Starting from 2014, the Bank of England’s Financial Policy Committee required lenders to test whether borrowers could withstand prices at 3% more than the reversion rate in their mortgage contract, usually around 7%. It ended the practice in August as other tests were in place.
The 7% level is also a key element of the Financial Conduct Authority’s (FCA) regime. Under FCA rules, banks stress test whether mortgage borrowers can withstand rate rises as part of their affordability checks. The FCA doesn’t prescribe this number but typically this rate has been between 6% and 7%, according to a person familiar with the matter.
Representatives for HSBC, the FCA and the BoE declined to comment. First Direct and Nationwide didn’t respond to e-mails seeking comment.

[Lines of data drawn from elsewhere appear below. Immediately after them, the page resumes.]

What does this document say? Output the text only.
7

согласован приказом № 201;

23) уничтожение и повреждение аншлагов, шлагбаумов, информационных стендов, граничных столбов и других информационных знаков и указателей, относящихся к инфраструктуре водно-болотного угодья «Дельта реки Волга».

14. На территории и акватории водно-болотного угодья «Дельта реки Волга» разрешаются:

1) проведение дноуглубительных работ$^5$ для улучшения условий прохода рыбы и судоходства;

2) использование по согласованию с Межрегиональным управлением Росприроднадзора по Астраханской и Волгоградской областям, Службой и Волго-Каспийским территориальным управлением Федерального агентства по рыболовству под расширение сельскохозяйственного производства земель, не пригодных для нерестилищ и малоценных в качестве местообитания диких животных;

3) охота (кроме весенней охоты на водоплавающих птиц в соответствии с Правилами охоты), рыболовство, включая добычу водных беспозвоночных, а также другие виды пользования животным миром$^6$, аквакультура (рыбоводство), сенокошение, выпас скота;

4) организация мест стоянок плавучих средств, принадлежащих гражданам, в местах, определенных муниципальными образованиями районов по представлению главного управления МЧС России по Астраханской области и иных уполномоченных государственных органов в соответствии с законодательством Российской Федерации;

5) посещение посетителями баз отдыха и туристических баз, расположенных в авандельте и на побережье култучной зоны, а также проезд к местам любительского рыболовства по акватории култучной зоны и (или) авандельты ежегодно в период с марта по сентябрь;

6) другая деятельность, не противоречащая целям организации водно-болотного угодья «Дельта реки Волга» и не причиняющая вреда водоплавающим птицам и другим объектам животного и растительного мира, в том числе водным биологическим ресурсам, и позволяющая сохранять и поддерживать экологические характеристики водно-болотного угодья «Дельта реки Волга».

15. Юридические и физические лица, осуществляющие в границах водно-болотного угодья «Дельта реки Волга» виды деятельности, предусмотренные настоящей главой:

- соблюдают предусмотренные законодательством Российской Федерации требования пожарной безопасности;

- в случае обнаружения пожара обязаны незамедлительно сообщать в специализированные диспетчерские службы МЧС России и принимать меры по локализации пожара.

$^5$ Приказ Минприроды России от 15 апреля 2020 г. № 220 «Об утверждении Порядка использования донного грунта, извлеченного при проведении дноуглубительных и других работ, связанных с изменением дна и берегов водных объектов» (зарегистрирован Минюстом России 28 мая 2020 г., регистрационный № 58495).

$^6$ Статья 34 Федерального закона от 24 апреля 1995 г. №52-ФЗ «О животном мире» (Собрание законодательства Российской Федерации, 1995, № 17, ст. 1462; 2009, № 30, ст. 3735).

“Any number above 6% is significant,” said said Andrew Montlake, managing director at mortgage broker Coreco. “People who are re-mortgaging will have a massive payment shock.”
But current mortgage levels are already spooking the market. Ian Wyn-Jones, director of Ian Wyn-Jones Estate Agents in north Wales, said he had seen up to 18 sales collapse this week, costing him £20,000 ($22,282) to £30,000 in fees.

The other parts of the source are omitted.